Donald Rackin, retired Temple professor and award-winning author, has died at 89

Donald Rackin, 89, of Philadelphia, retired professor of English at Temple University, scholar of Victorian literature and award-winning author, died of Parkinson’s disease at his home in Roxborough on Wednesday, November 23.
Professor Rackin taught English literature at Temple for 33 years and was known among students, colleagues and staff for his innovative ideas, endearing personality and dedication to science. Many students credited him with their post-college success, and peers called him a “professional father,” an “exemplary advisor,” and an “extremely supportive mentor.”
Constantly seeking ways to improve the educational experience for both students and teachers, he founded and directed Temple’s Teaching Improvement Center and Senior Mentoring Service, which recruited retired professors as mentors and matched them with younger teachers. “We mate them and leave them alone,” Professor Rackin told The New York Times in 1991, referring to the Senior Mentoring Service.
“Everyone has an ‘impostor’ syndrome, that they’re not as good as they seem and they don’t want anyone to know their secrets,” he said of younger professors. “The great thing is that the mentors are no longer professors and no longer vote for employment, salary or promotion.”

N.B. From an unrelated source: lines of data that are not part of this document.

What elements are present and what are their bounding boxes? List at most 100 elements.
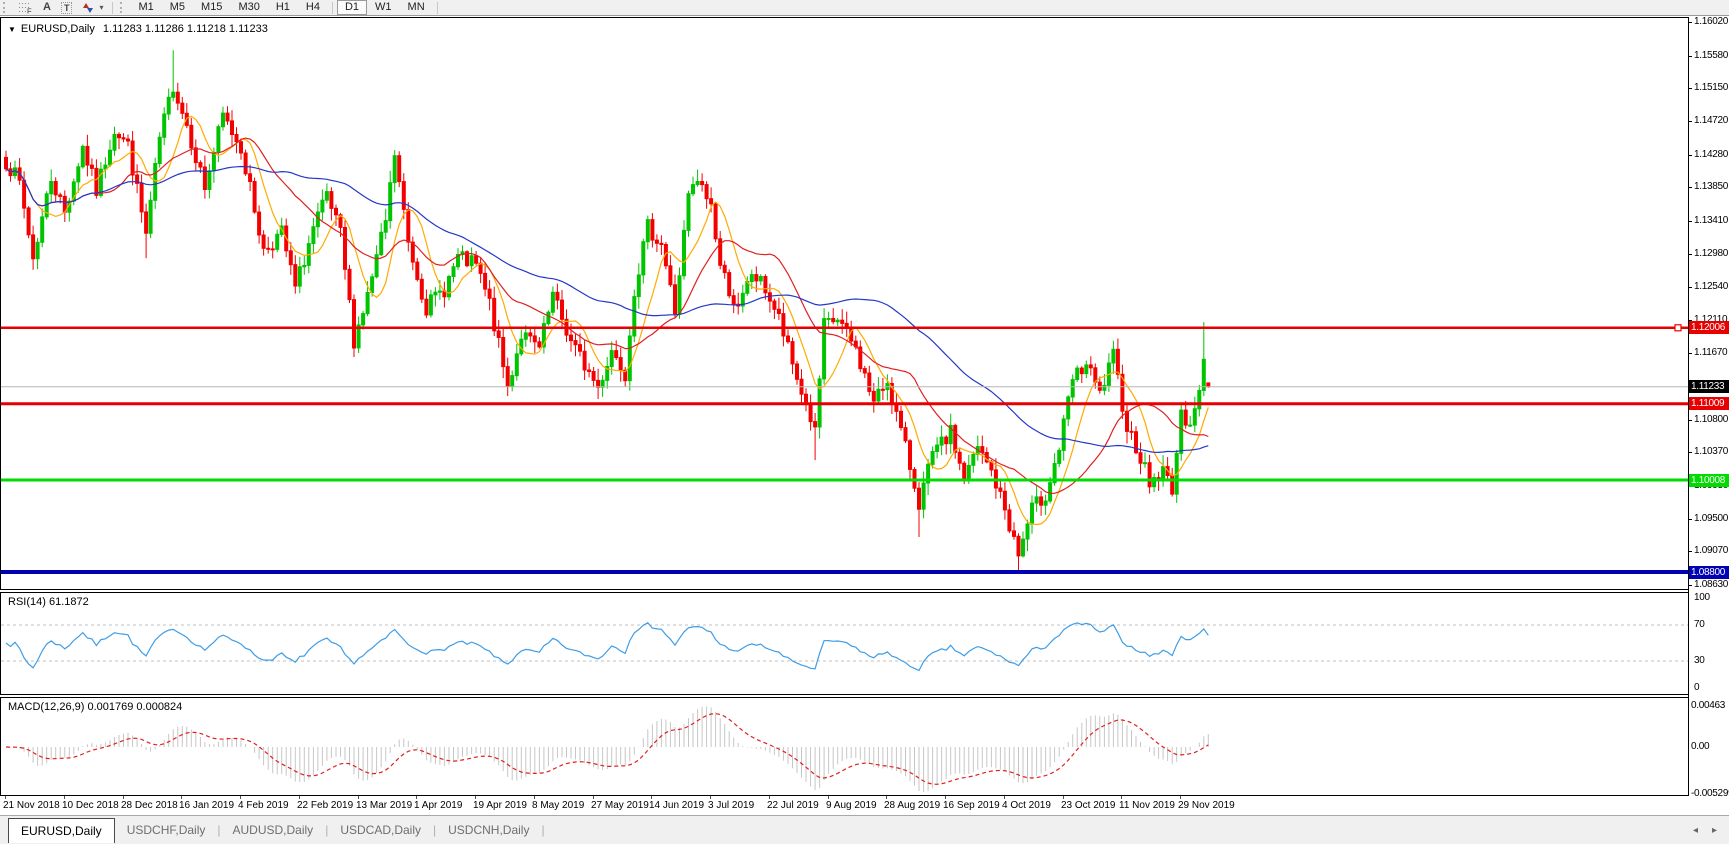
collapse-triangle-icon[interactable]: ▼ bbox=[8, 25, 16, 34]
tab-scroll-left-icon[interactable]: ◂ bbox=[1692, 824, 1698, 836]
date-axis-label: 9 Aug 2019 bbox=[826, 800, 877, 811]
date-axis-label: 10 Dec 2018 bbox=[62, 800, 119, 811]
price-axis-label: 1.09070 bbox=[1694, 545, 1729, 556]
price-axis-tick bbox=[1689, 287, 1692, 288]
date-axis-label: 8 May 2019 bbox=[532, 800, 585, 811]
price-axis-tick bbox=[1689, 88, 1692, 89]
toolbar: F A T ▾ M1 M5 M15 M30 H1 H4 D1 W1 MN bbox=[0, 0, 1729, 16]
rsi-canvas[interactable] bbox=[1, 593, 1688, 694]
arrow-objects-icon bbox=[83, 2, 94, 13]
price-axis-label: 1.15150 bbox=[1694, 82, 1729, 93]
price-chart-canvas[interactable] bbox=[1, 18, 1688, 589]
time-axis[interactable]: 21 Nov 2018 10 Dec 2018 28 Dec 2018 16 Jan … bbox=[0, 796, 1729, 815]
time-axis-tick bbox=[769, 796, 770, 799]
text-label-icon: A bbox=[43, 1, 51, 13]
arrow-objects-tool-button[interactable]: ▾ bbox=[77, 0, 108, 15]
toolbar-grip bbox=[120, 2, 125, 13]
toolbar-grip bbox=[3, 2, 8, 13]
ma-fast-line bbox=[5, 115, 1209, 526]
time-axis-tick bbox=[5, 796, 6, 799]
chart-tabs: EURUSD,Daily USDCHF,Daily | AUDUSD,Daily | US… bbox=[8, 816, 545, 844]
timeframe-m1-button[interactable]: M1 bbox=[138, 1, 154, 13]
macd-canvas[interactable] bbox=[1, 698, 1688, 795]
date-axis-label: 28 Aug 2019 bbox=[884, 800, 941, 811]
level-price-tag: 1.11009 bbox=[1689, 397, 1729, 410]
date-axis-label: 4 Oct 2019 bbox=[1002, 800, 1051, 811]
price-axis[interactable]: 1.16020 1.15580 1.15150 1.14720 1.14280 1.138… bbox=[1688, 16, 1729, 799]
time-axis-tick bbox=[828, 796, 829, 799]
price-axis-tick bbox=[1689, 452, 1692, 453]
toolbar-separator bbox=[112, 1, 114, 14]
time-axis-tick bbox=[1180, 796, 1181, 799]
timeframe-m15-button[interactable]: M15 bbox=[201, 1, 223, 13]
price-axis-tick bbox=[1689, 22, 1692, 23]
tab-separator: | bbox=[433, 823, 437, 837]
tab-separator: | bbox=[325, 823, 329, 837]
date-axis-label: 22 Jul 2019 bbox=[767, 800, 819, 811]
hline-handle bbox=[1674, 324, 1682, 332]
timeframe-d1-button[interactable]: D1 bbox=[336, 0, 368, 15]
date-axis-label: 11 Nov 2019 bbox=[1119, 800, 1175, 811]
time-axis-tick bbox=[593, 796, 594, 799]
tab-scroll-right-icon[interactable]: ▸ bbox=[1711, 824, 1717, 836]
timeframe-w1-button[interactable]: W1 bbox=[375, 1, 392, 13]
chart-tab-usdcad[interactable]: USDCAD,Daily bbox=[340, 823, 421, 837]
date-axis-label: 16 Jan 2019 bbox=[179, 800, 235, 811]
current-price-tag: 1.11233 bbox=[1689, 380, 1729, 393]
rsi-line bbox=[5, 622, 1209, 672]
price-axis-label: 1.14720 bbox=[1694, 115, 1729, 126]
chart-tab-usdcnh[interactable]: USDCNH,Daily bbox=[448, 823, 530, 837]
time-axis-tick bbox=[1004, 796, 1005, 799]
chart-tab-audusd[interactable]: AUDUSD,Daily bbox=[232, 823, 314, 837]
rsi-axis-label: 100 bbox=[1694, 592, 1710, 603]
price-axis-label: 1.10800 bbox=[1694, 414, 1729, 425]
price-axis-tick bbox=[1689, 353, 1692, 354]
time-axis-tick bbox=[534, 796, 535, 799]
date-axis-label: 14 Jun 2019 bbox=[649, 800, 705, 811]
text-box-icon: T bbox=[60, 1, 73, 14]
date-axis-label: 29 Nov 2019 bbox=[1178, 800, 1235, 811]
text-label-tool-button[interactable]: A bbox=[38, 0, 56, 15]
crosshair-tool-button[interactable]: F bbox=[13, 0, 38, 15]
rsi-axis-label: 30 bbox=[1694, 655, 1705, 666]
date-axis-label: 21 Nov 2018 bbox=[3, 800, 60, 811]
level-price-tag: 1.08800 bbox=[1689, 566, 1729, 579]
rsi-axis-label: 70 bbox=[1694, 619, 1705, 630]
price-axis-label: 1.15580 bbox=[1694, 50, 1729, 61]
date-axis-label: 13 Mar 2019 bbox=[356, 800, 413, 811]
date-axis-label: 23 Oct 2019 bbox=[1061, 800, 1116, 811]
toolbar-separator bbox=[331, 1, 333, 14]
timeframe-m30-button[interactable]: M30 bbox=[238, 1, 260, 13]
price-axis-label: 1.14280 bbox=[1694, 149, 1729, 160]
price-axis-tick bbox=[1689, 585, 1692, 586]
text-annotation-tool-button[interactable]: T bbox=[56, 0, 78, 15]
time-axis-tick bbox=[1063, 796, 1064, 799]
timeframe-m5-button[interactable]: M5 bbox=[169, 1, 186, 13]
time-axis-tick bbox=[416, 796, 417, 799]
timeframe-h4-button[interactable]: H4 bbox=[305, 1, 320, 13]
time-axis-tick bbox=[1121, 796, 1122, 799]
price-axis-tick bbox=[1689, 155, 1692, 156]
tab-navigation: ◂ ▸ bbox=[1693, 825, 1717, 836]
price-axis-label: 1.13410 bbox=[1694, 215, 1729, 226]
price-axis-label: 1.08630 bbox=[1694, 579, 1729, 590]
price-axis-tick bbox=[1689, 519, 1692, 520]
timeframe-mn-button[interactable]: MN bbox=[407, 1, 425, 13]
price-axis-tick bbox=[1689, 221, 1692, 222]
macd-histogram bbox=[10, 706, 1209, 793]
toolbar-separator bbox=[436, 1, 438, 14]
macd-label: MACD(12,26,9) 0.001769 0.000824 bbox=[8, 701, 183, 713]
time-axis-tick bbox=[358, 796, 359, 799]
chart-tab-bar: EURUSD,Daily USDCHF,Daily | AUDUSD,Daily | US… bbox=[0, 815, 1729, 844]
ma-slow-line bbox=[5, 165, 1209, 454]
chart-tab-usdchf[interactable]: USDCHF,Daily bbox=[126, 823, 206, 837]
rsi-axis-label: 0 bbox=[1694, 682, 1700, 693]
macd-axis-label: 0.00 bbox=[1691, 741, 1710, 752]
price-axis-tick bbox=[1689, 56, 1692, 57]
crosshair-grid-icon: F bbox=[19, 3, 32, 14]
time-axis-tick bbox=[240, 796, 241, 799]
timeframe-h1-button[interactable]: H1 bbox=[275, 1, 290, 13]
date-axis-label: 22 Feb 2019 bbox=[297, 800, 354, 811]
chart-tab-eurusd[interactable]: EURUSD,Daily bbox=[8, 818, 115, 843]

He was a member of the Executive Committee of the Temple Association of University Professionals, and a union colleague called him “an ardent advocate for the faculty at Temple and elsewhere.” In a tribute, a friend said Professor Rackin was “a successful academic who knew how to have fun, someone who values people above all else”.

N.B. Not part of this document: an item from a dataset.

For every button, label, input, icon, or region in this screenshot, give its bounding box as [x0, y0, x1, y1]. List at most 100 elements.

Professor Rackin wrote poetry and short stories throughout his life. He published and reviewed articles and essays on Victorian literature and other subjects, was an expert on the English author Lewis Carroll, and edited many publications including Temple’s Faculty Herald and Academe, the journal of the American Association of University Professors.
He has written books about Carroll’s work, including the 1991s Alice’s Adventures in Wonderland and Through the Looking-Glass: Nonsense, Sense and Meaning, and won the Modern Language Association’s 1967 William Riley Parker Prize for his essay Alice’s Journey to the End of Night. He also lectured on Carroll and other English literature across the country, in England, Israel and elsewhere around the world, and appeared on radio and television programs.
In 1982, Marshall Ledger of the Pennsylvania Gazette reviewed the University of Pennsylvania Lewis Carroll, A Celebration for The Inquirer, saying Professor Rackin’s essay in the book “stands almost alone in seeing Carroll broadly. He doesn’t demean or ignore the comedy, but sees it as a crucial part of Carroll’s disillusioned view of the world and the cosmic order.”
Professor Rackin served on the board of directors of the Lewis Carroll Society of North America, and its members said in a tribute: “Don was a warm, gentle soul with a wild intellect that always lurked behind his wonderful sense of humor.”
Donald Rackin was born on February 24, 1933 in Newark, NJ. He graduated from West Side High School, spent three years at New York University, and graduated from Rutgers University in 1954 with a bachelor’s degree in English. He earned a master’s degree in English from Columbia University in 1955, taught for a number of years at Auburn University, and received his PhD in English from the University of Illinois in 1964.
He moved to Philadelphia to teach at Temple in 1962 and retired in 1995.
Professor Rackin met Phyllis Finkelstein in Bradley Beach, New Jersey and she was impressed by his interest in books, art and music. They married in 1954, had daughters Rebecca and Ethel, and lived in West Philadelphia, Germantown, and Roxborough.
He volunteered with the Greater Philadelphia Coalition against Hunger and the Coming of Age Seniors Program, supported civil and women’s rights, and opposed nuclear proliferation and war. He told The Inquirer at a 2003 candlelight vigil to protest the war in Iraq: “We’re here because war is a terrible, stupid idea.”
After retiring, he took a Yiddish course and loved the poem “God’s Grandeur” by Gerard Manley Hopkins and the song “Morning Has Broken” by Cat Stevens. “Don had a brilliant mind and a clear mind,” his family said in a tribute. “But those who knew him valued him mostly for his warm heart and generous spirit.”
He was good at carpentry, cooking, painting, and photography, and was the top jitterbug dancer in his high school class. He enjoyed fishing and sailing, and spent idyllic summers on Prince Edward Island in Canada.
“He was brilliant and creative,” said his wife. “He exuded a warmth and kindness that people could feel.”
In addition to his wife and daughters, Professor Rackin is survived by a grandson and other relatives. Before that, two brothers died.
A celebration of his life will be held Sunday, April 23 at 1 p.m. at the Laurel Hill Funeral Home, 225 Belmont Ave., Bala Cynwyd, Pa. 19004, instead.
Donations on his behalf may be made to The Parkinson’s Foundation, 200 SE 1st St., Suite 800, Miami, Florida 33131 and the Greater Philadelphia Coalition Against Hunger, 123 Chestnut St., Suite 401, Philadelphia, Pa. 19106.